Nigar komiserin kilitli odasının önünde bekledim bir süre. Karakola ondan daha erken gelir olmuştum. Birkaç memurla tanışmıştık. Sürekli nöbetleri değiştiği için sıkı bir arkadaşlık kurma şansımız olmasa da Nigar komiseri beklerken zaman geçiriyorduk. Nihayet merdivenlerden çıkıp koridorun başında göründüğünde ben de ayağa kalktım. Beni görünce yüzünün aldığı bir ifade vardı; sevinç, şaşkınlık, kızgınlık? Henüz netleştirememiştim. Bildiğim tek şey beni görmeye alıştığıydı.

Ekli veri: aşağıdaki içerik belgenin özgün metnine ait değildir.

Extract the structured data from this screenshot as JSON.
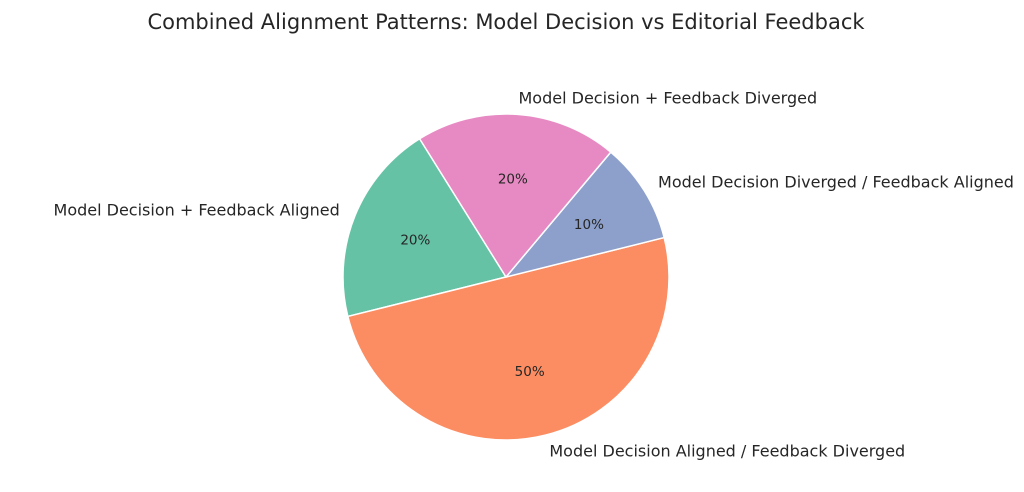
{
  "chart_data": {
    "type": "pie",
    "title": "Combined Alignment Patterns: Model Decision vs Editorial Feedback",
    "slices": [
      {
        "label": "Model Decision + Feedback Aligned",
        "value": 20,
        "pct_label": "20%",
        "color": "#66c2a5"
      },
      {
        "label": "Model Decision Aligned / Feedback Diverged",
        "value": 50,
        "pct_label": "50%",
        "color": "#fc8d62"
      },
      {
        "label": "Model Decision Diverged / Feedback Aligned",
        "value": 10,
        "pct_label": "10%",
        "color": "#8da0cb"
      },
      {
        "label": "Model Decision + Feedback Diverged",
        "value": 20,
        "pct_label": "20%",
        "color": "#e78ac3"
      }
    ],
    "legend": "none"
  }
}
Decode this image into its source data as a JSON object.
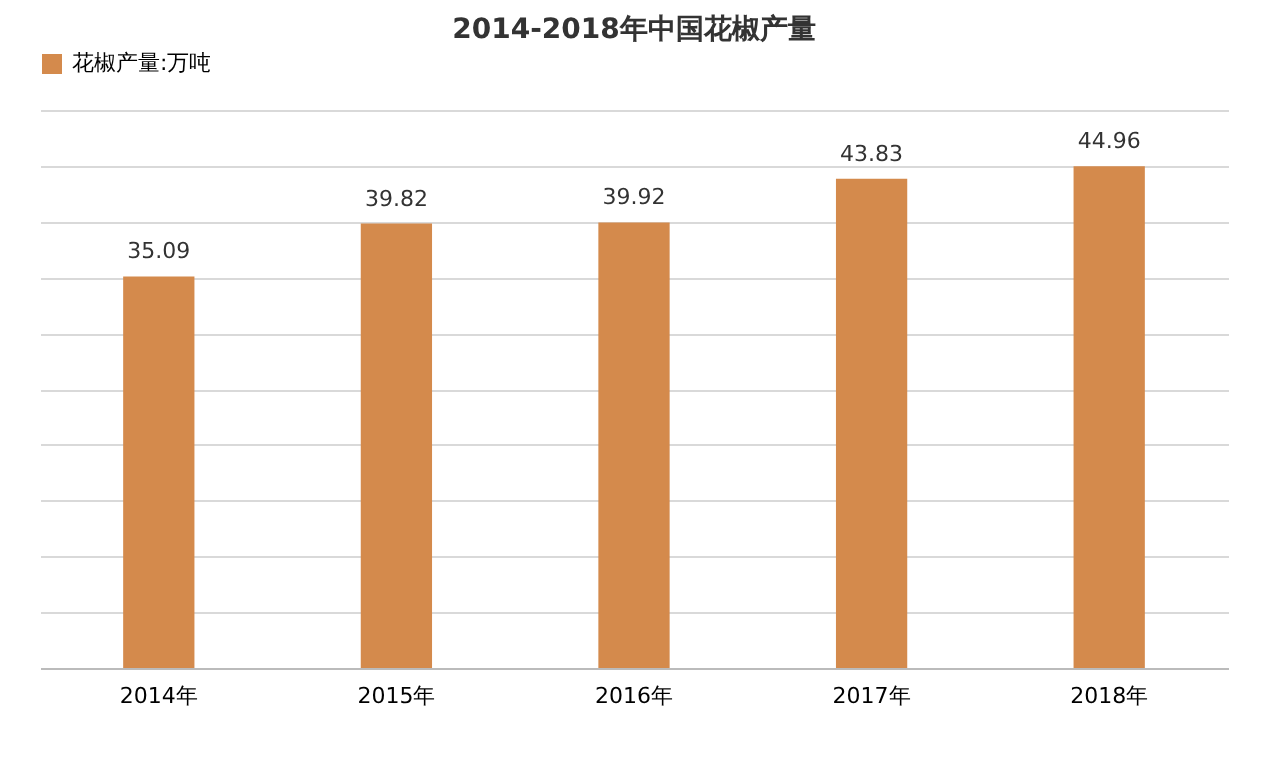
{
  "chart_data": {
    "type": "bar",
    "title": "2014-2018年中国花椒产量",
    "categories": [
      "2014年",
      "2015年",
      "2016年",
      "2017年",
      "2018年"
    ],
    "series": [
      {
        "name": "花椒产量:万吨",
        "color": "#d48a4c",
        "values": [
          35.09,
          39.82,
          39.92,
          43.83,
          44.96
        ]
      }
    ],
    "ylim": [
      0,
      50
    ],
    "yticks": [
      {
        "value": 0,
        "label": null
      },
      {
        "value": 5,
        "label": null
      },
      {
        "value": 10,
        "label": null
      },
      {
        "value": 15,
        "label": null
      },
      {
        "value": 20,
        "label": null
      },
      {
        "value": 25,
        "label": null
      },
      {
        "value": 30,
        "label": null
      },
      {
        "value": 35,
        "label": null
      },
      {
        "value": 40,
        "label": null
      },
      {
        "value": 45,
        "label": null
      },
      {
        "value": 50,
        "label": null
      }
    ],
    "grid": "y",
    "legend": "top",
    "tick_labels": "x",
    "data_labels": true
  }
}
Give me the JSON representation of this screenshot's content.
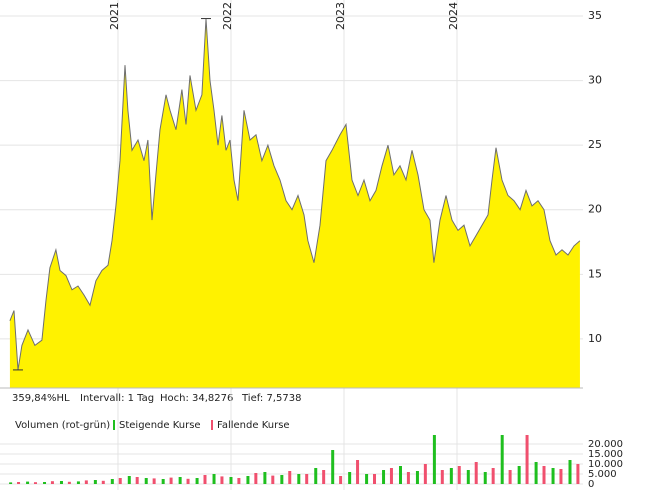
{
  "chart_data": [
    {
      "type": "area",
      "color": "#fff200",
      "line_color": "#6e6e6e",
      "x": [
        2020.044,
        2020.08,
        2020.115,
        2020.15,
        2020.204,
        2020.265,
        2020.327,
        2020.363,
        2020.398,
        2020.451,
        2020.487,
        2020.54,
        2020.593,
        2020.646,
        2020.699,
        2020.752,
        2020.805,
        2020.858,
        2020.912,
        2020.947,
        2020.982,
        2021.018,
        2021.062,
        2021.088,
        2021.124,
        2021.177,
        2021.23,
        2021.265,
        2021.301,
        2021.336,
        2021.372,
        2021.425,
        2021.46,
        2021.513,
        2021.566,
        2021.602,
        2021.637,
        2021.69,
        2021.743,
        2021.779,
        2021.814,
        2021.85,
        2021.885,
        2021.92,
        2021.956,
        2021.991,
        2022.027,
        2022.062,
        2022.115,
        2022.168,
        2022.221,
        2022.274,
        2022.327,
        2022.381,
        2022.434,
        2022.487,
        2022.54,
        2022.593,
        2022.646,
        2022.681,
        2022.735,
        2022.788,
        2022.841,
        2022.894,
        2022.965,
        2023.018,
        2023.071,
        2023.124,
        2023.177,
        2023.23,
        2023.283,
        2023.336,
        2023.389,
        2023.442,
        2023.496,
        2023.549,
        2023.602,
        2023.655,
        2023.708,
        2023.761,
        2023.796,
        2023.85,
        2023.903,
        2023.956,
        2024.009,
        2024.062,
        2024.115,
        2024.168,
        2024.221,
        2024.274,
        2024.31,
        2024.345,
        2024.398,
        2024.451,
        2024.504,
        2024.558,
        2024.611,
        2024.664,
        2024.717,
        2024.77,
        2024.823,
        2024.876,
        2024.929,
        2024.982,
        2025.035,
        2025.088
      ],
      "values": [
        11.4,
        12.2,
        7.6,
        9.5,
        10.7,
        9.5,
        9.9,
        13.0,
        15.5,
        16.9,
        15.3,
        14.9,
        13.8,
        14.1,
        13.4,
        12.6,
        14.5,
        15.3,
        15.7,
        17.6,
        20.3,
        23.8,
        31.2,
        27.7,
        24.6,
        25.4,
        23.8,
        25.4,
        19.2,
        22.7,
        26.2,
        28.9,
        27.7,
        26.2,
        29.3,
        26.6,
        30.4,
        27.7,
        28.9,
        34.8,
        30.0,
        27.7,
        25.0,
        27.3,
        24.6,
        25.4,
        22.3,
        20.7,
        27.7,
        25.4,
        25.8,
        23.8,
        25.0,
        23.4,
        22.3,
        20.7,
        20.0,
        21.1,
        19.6,
        17.6,
        15.9,
        18.8,
        23.8,
        24.6,
        25.8,
        26.6,
        22.3,
        21.1,
        22.3,
        20.7,
        21.5,
        23.4,
        25.0,
        22.7,
        23.4,
        22.3,
        24.6,
        22.7,
        20.0,
        19.2,
        15.9,
        19.2,
        21.1,
        19.2,
        18.4,
        18.8,
        17.2,
        18.0,
        18.8,
        19.6,
        22.3,
        24.8,
        22.3,
        21.1,
        20.7,
        20.0,
        21.5,
        20.3,
        20.7,
        20.0,
        17.6,
        16.5,
        16.9,
        16.5,
        17.2,
        17.6
      ],
      "xlim": [
        2019.956,
        2025.115
      ],
      "xticks": [
        2021,
        2022,
        2023,
        2024
      ],
      "ylim": [
        6.2,
        35.85
      ],
      "yticks": [
        10,
        15,
        20,
        25,
        30,
        35
      ],
      "grid": true
    },
    {
      "type": "bar",
      "title": "Volumen (rot-grün)",
      "xlim": [
        2019.956,
        2025.115
      ],
      "xticks": [
        2021,
        2022,
        2023,
        2024
      ],
      "ylim": [
        0,
        24500
      ],
      "yticks": [
        0,
        {
          "value": 5000,
          "label": "5.000"
        },
        {
          "value": 10000,
          "label": "10.000"
        },
        {
          "value": 15000,
          "label": "15.000"
        },
        {
          "value": 20000,
          "label": "20.000"
        }
      ],
      "series": [
        {
          "name": "Steigende Kurse",
          "color": "#1fbf1f",
          "x": [
            2020.05,
            2020.2,
            2020.35,
            2020.5,
            2020.65,
            2020.8,
            2020.95,
            2021.1,
            2021.25,
            2021.4,
            2021.55,
            2021.7,
            2021.85,
            2022.0,
            2022.15,
            2022.3,
            2022.45,
            2022.6,
            2022.75,
            2022.9,
            2023.05,
            2023.2,
            2023.35,
            2023.5,
            2023.65,
            2023.8,
            2023.95,
            2024.1,
            2024.25,
            2024.4,
            2024.55,
            2024.7,
            2024.85,
            2025.0
          ],
          "values": [
            800,
            1200,
            1000,
            1500,
            1300,
            2000,
            2500,
            4000,
            3000,
            2500,
            3500,
            3000,
            5000,
            3500,
            4000,
            6000,
            4500,
            5000,
            8000,
            17000,
            6000,
            5000,
            7000,
            9000,
            6500,
            24500,
            8000,
            7000,
            6000,
            24500,
            9000,
            11000,
            8000,
            12000
          ]
        },
        {
          "name": "Fallende Kurse",
          "color": "#f0506e",
          "x": [
            2020.12,
            2020.27,
            2020.42,
            2020.57,
            2020.72,
            2020.87,
            2021.02,
            2021.17,
            2021.32,
            2021.47,
            2021.62,
            2021.77,
            2021.92,
            2022.07,
            2022.22,
            2022.37,
            2022.52,
            2022.67,
            2022.82,
            2022.97,
            2023.12,
            2023.27,
            2023.42,
            2023.57,
            2023.72,
            2023.87,
            2024.02,
            2024.17,
            2024.32,
            2024.47,
            2024.62,
            2024.77,
            2024.92,
            2025.07
          ],
          "values": [
            1000,
            900,
            1400,
            1100,
            1800,
            1600,
            3000,
            3500,
            2800,
            3200,
            2600,
            4500,
            3800,
            3000,
            5500,
            4200,
            6500,
            5000,
            7000,
            4000,
            12000,
            5000,
            8000,
            6000,
            10000,
            7000,
            9000,
            11000,
            8000,
            7000,
            24500,
            9000,
            7500,
            10000
          ]
        }
      ]
    }
  ],
  "info": [
    "359,84%HL",
    "Intervall: 1 Tag",
    "Hoch: 34,8276",
    "Tief: 7,5738"
  ]
}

"Günaydın Numune. Hayırdır beni kapılarda karşılıyorsun?" Kapısının kilidini açana kadar bir şey söylemedim. Onun yavaş hareketlerinin aksine ben sabırsızdım. Kapı açıldığında hemen ardından içeriye girip kapıyı kapattım.

"Acelen mi var? Sakin olsan biraz..." Her zaman oturduğum sandalyeye oturup çantamı masanın üzerine koydum. Sakindim zaten, bir şeyleri açığa çıkardığımızda, merakım teskin edildiğinde daha da sakin olacaktım.

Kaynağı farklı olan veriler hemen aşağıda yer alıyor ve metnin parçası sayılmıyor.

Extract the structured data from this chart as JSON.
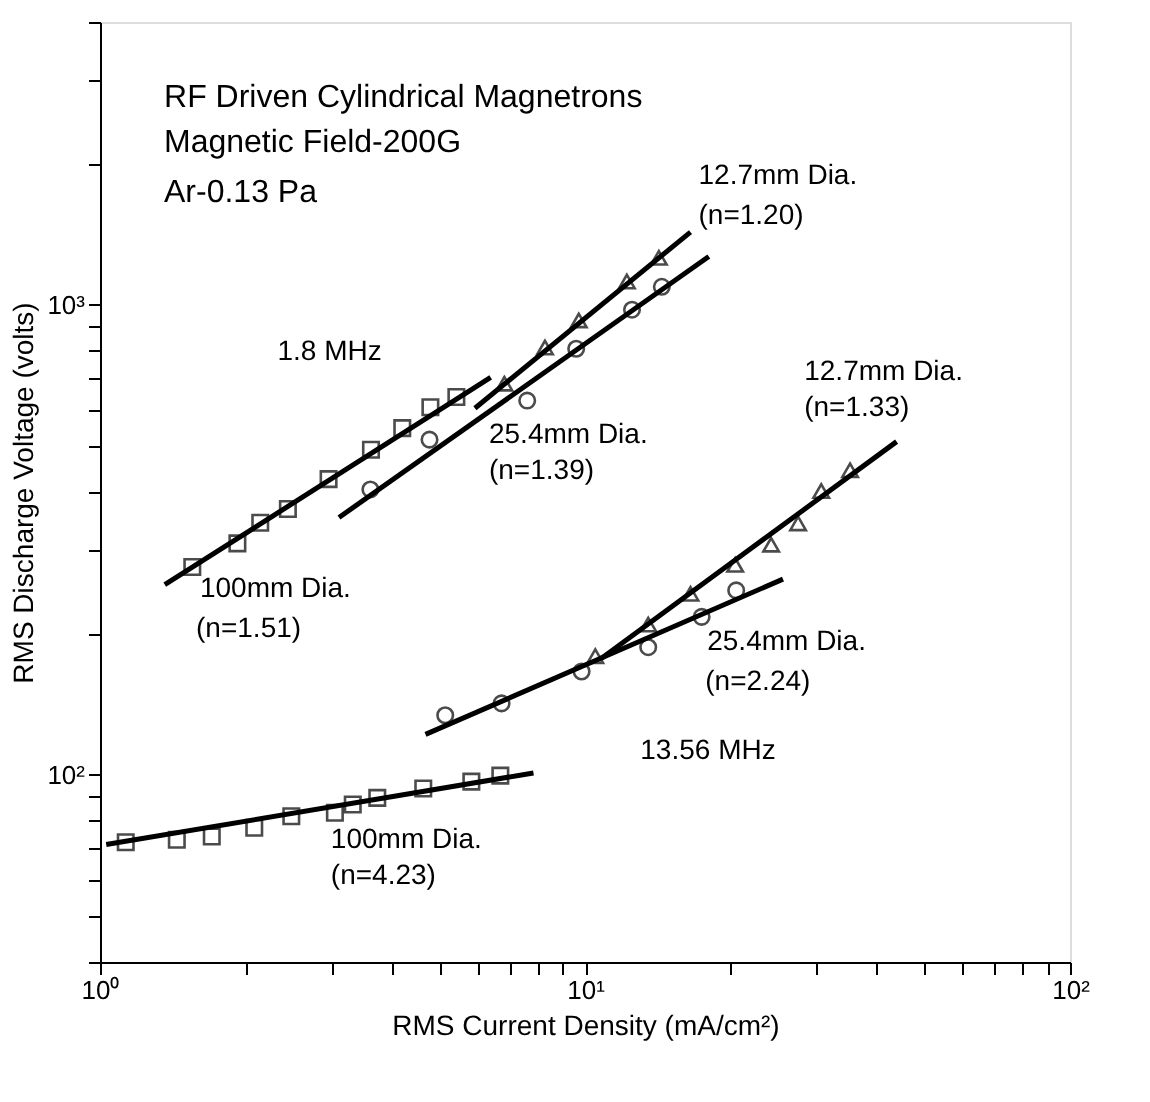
{
  "chart_data": {
    "type": "scatter",
    "xlabel": "RMS Current Density  (mA/cm²)",
    "ylabel": "RMS Discharge Voltage  (volts)",
    "log": "xy",
    "grid": false,
    "xlim": [
      1,
      100
    ],
    "ylim": [
      40,
      4000
    ],
    "xticks": [
      {
        "value": 1,
        "label": "10⁰"
      },
      {
        "value": 2,
        "label": null
      },
      {
        "value": 3,
        "label": null
      },
      {
        "value": 4,
        "label": null
      },
      {
        "value": 5,
        "label": null
      },
      {
        "value": 6,
        "label": null
      },
      {
        "value": 7,
        "label": null
      },
      {
        "value": 8,
        "label": null
      },
      {
        "value": 9,
        "label": null
      },
      {
        "value": 10,
        "label": "10¹"
      },
      {
        "value": 20,
        "label": null
      },
      {
        "value": 30,
        "label": null
      },
      {
        "value": 40,
        "label": null
      },
      {
        "value": 50,
        "label": null
      },
      {
        "value": 60,
        "label": null
      },
      {
        "value": 70,
        "label": null
      },
      {
        "value": 80,
        "label": null
      },
      {
        "value": 90,
        "label": null
      },
      {
        "value": 100,
        "label": "10²"
      }
    ],
    "yticks": [
      {
        "value": 40,
        "label": null
      },
      {
        "value": 50,
        "label": null
      },
      {
        "value": 60,
        "label": null
      },
      {
        "value": 70,
        "label": null
      },
      {
        "value": 80,
        "label": null
      },
      {
        "value": 90,
        "label": null
      },
      {
        "value": 100,
        "label": "10²"
      },
      {
        "value": 200,
        "label": null
      },
      {
        "value": 300,
        "label": null
      },
      {
        "value": 400,
        "label": null
      },
      {
        "value": 500,
        "label": null
      },
      {
        "value": 600,
        "label": null
      },
      {
        "value": 700,
        "label": null
      },
      {
        "value": 800,
        "label": null
      },
      {
        "value": 900,
        "label": null
      },
      {
        "value": 1000,
        "label": "10³"
      },
      {
        "value": 2000,
        "label": null
      },
      {
        "value": 3000,
        "label": null
      },
      {
        "value": 4000,
        "label": null
      }
    ],
    "series": [
      {
        "marker": "square",
        "color": "#000000",
        "x": [
          1.55,
          1.92,
          2.14,
          2.44,
          2.96,
          3.62,
          4.2,
          4.8,
          5.43
        ],
        "values": [
          277,
          311,
          344,
          368,
          426,
          492,
          547,
          606,
          637
        ]
      },
      {
        "marker": "circle",
        "color": "#000000",
        "x": [
          3.61,
          4.78,
          7.6,
          9.59,
          12.5,
          14.4
        ],
        "values": [
          405,
          517,
          626,
          807,
          977,
          1093
        ]
      },
      {
        "marker": "triangle",
        "color": "#000000",
        "x": [
          6.82,
          8.27,
          9.71,
          12.2,
          14.2
        ],
        "values": [
          680,
          812,
          927,
          1122,
          1260
        ]
      },
      {
        "marker": "circle",
        "color": "#000000",
        "x": [
          5.15,
          6.73,
          9.84,
          13.5,
          17.4,
          20.5
        ],
        "values": [
          134,
          142,
          166,
          187,
          217,
          247
        ]
      },
      {
        "marker": "triangle",
        "color": "#000000",
        "x": [
          10.5,
          13.5,
          16.5,
          20.4,
          24.2,
          27.5,
          30.7,
          35.2
        ],
        "values": [
          179,
          209,
          243,
          280,
          309,
          343,
          402,
          445
        ]
      },
      {
        "marker": "square",
        "color": "#000000",
        "x": [
          1.13,
          1.44,
          1.7,
          2.08,
          2.48,
          3.05,
          3.32,
          3.73,
          4.64,
          5.83,
          6.69
        ],
        "values": [
          71.9,
          72.8,
          74,
          77.2,
          81.7,
          83.1,
          86.5,
          89.4,
          93.6,
          96.8,
          99.7
        ]
      },
      {
        "type": "line",
        "color": "#000000",
        "x": [
          1.36,
          6.39
        ],
        "values": [
          254,
          701
        ]
      },
      {
        "type": "line",
        "color": "#000000",
        "x": [
          3.11,
          18
        ],
        "values": [
          353,
          1268
        ]
      },
      {
        "type": "line",
        "color": "#000000",
        "x": [
          5.93,
          16.5
        ],
        "values": [
          603,
          1429
        ]
      },
      {
        "type": "line",
        "color": "#000000",
        "x": [
          4.69,
          25.6
        ],
        "values": [
          122,
          261
        ]
      },
      {
        "type": "line",
        "color": "#000000",
        "x": [
          10.8,
          43.9
        ],
        "values": [
          177,
          512
        ]
      },
      {
        "type": "line",
        "color": "#000000",
        "x": [
          1.03,
          7.83
        ],
        "values": [
          71.1,
          101
        ]
      }
    ],
    "annotations": [
      "RF Driven Cylindrical Magnetrons",
      "Magnetic Field-200G",
      "Ar-0.13 Pa",
      "12.7mm Dia.",
      "(n=1.20)",
      "25.4mm Dia.",
      "(n=1.39)",
      "100mm Dia.",
      "(n=1.51)",
      "1.8 MHz",
      "12.7mm Dia.",
      "(n=1.33)",
      "25.4mm Dia.",
      "(n=2.24)",
      "13.56 MHz",
      "100mm Dia.",
      "(n=4.23)"
    ]
  }
}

"Acelem yok ama merak ettiğim şeyler var. Dün Harun beyden bahsettiğimi nasıl anladınız? Olay çok karışık, intihar değil belki de?" Montunu çıkartıp asarken gevelemeden söylediğim cümlelere karşı sessizliğini korudu. Bu sessizliği hiç cevap vermeyeceği anlamına geliyordu belki de. Yine de bekledim, karşıma oturup gözlerimin içine bakana kadar bekledim. Yüzündeki kararsızlığa dair ifade yok olduğunda konuşmaya başladı.

"Artık neden her olayın içinde olduğunu sorgulamayı bırakıyorum, bir şekilde yollarımızın kesiştiğini, bu saatten sonra da kesişeceğini anladım çünkü. Ama senin de anlaman gereken bir şey var Numune, ben bir polisim, davalar sonuçlanana kadar bende gizli kalmalıdır. Sırf sen haber yapacaksın diye kuralları çiğneyemem." Tam da beklediğim gibi bir cevap almıştım. Oysa amacım sadece haber yapmak değildi. Öyle olsaydı üçüncü sayfada, bir intihar vakası başlığı altında kısa bir hikaye yazardım. Beni rahatsız eden bir şeyler vardı, Sevde'nin o hali gözümün önünden gitmiyordu. Olayların göründüğü gibi olmadığını söylemeye çalışmıştı sanki. Herkesin yazdığını yazmamı istemiyordu.

"Menfaatim için istemiyorum ki bunu. Belki de hiçbir şey göründüğü gibi değil. Kızıyla konuşmuşsunuzdur, farklı bir şeyler olduğunu biliyor."

"Bir şey mi dedi sana?" Arkasına yaslanırken hızlıca sordu sorusunu.

"Babam intihar edecek birisi değildi, öyle yazma dedi." Alnını kaşıyıp ellerini önünde bağladı. Sabah güneşi pencereden yüzüne vurduğu için gözleri kısıktı.

"Adamın raporu varmış, inşaatta çalışması yasak. Bir şekilde kimsenin haberi olmadan aylarca çalışmış, gizlemeyi başarmış. İnşaat firmasının dikkatinden kaçan bu durum aileye maddi yardımda bulunulmasıyla kapatılır zannediliyor. Şu anlık durum netleşene kadar işlem yapılmayacak."

"Kızı böyle bir durumdan hiç bahsetmedi, evdekilerden de gizleyemez ya?"

"Bahsetmemelerinin sebebini tahmin edebiliyoruz. Harun beyin hasta bir oğlu var, tedavi için gerekli olan parayı, şirketin verdiği gayrı resmi tazminattan temin etmiş olmalılar. Avukat ikna edici konuşmuş belli ki, iş mahkemeye giderse paradan mahrum olmakla beraber altından kalkamayacakları hukuki işlemlerle uğraşmaları pek hoşlarına gitmemiş olacak."

"Peki o gün ne olmuş da, Harun bey..." Artık o kelimeyi kullanmak istemiyordum. Hikayelerin içine girdikçe konuşması daha da zor oluyordu. Bahsettiğimiz bir insandı, o gittikten sonra ailesi farklı bir tercih yapmıştı başka bir insan için. Ne kadar severlerse sevsinler, yokluğunda hayatlarına devam edeceklerdi.

"Kanında ilaç bulundu. Doktor reçetesiyle yazılmış bir ilaç, günlük hayatta da kullanıyormuş zaten. Raporda bu ilaçlar yüzünden hayal gördüğü, şuur kaybı yaşamış olabileceği yazılmış." Her gün kullandığı ilacın o gün yan etkilerini göstermiş olması çok saçmaydı. Üstelik ilaç iyileştiren bir şeydi, neden böyle bir şeye yol açsındı ki? "İşte bu yüzden Numune, biz de bu olayı araştırmaya karar verdik. Bünyesinin alışık olduğu bir ilaç, neden o gün farklı bir etki bıraktı Harun beyin üzerinde?"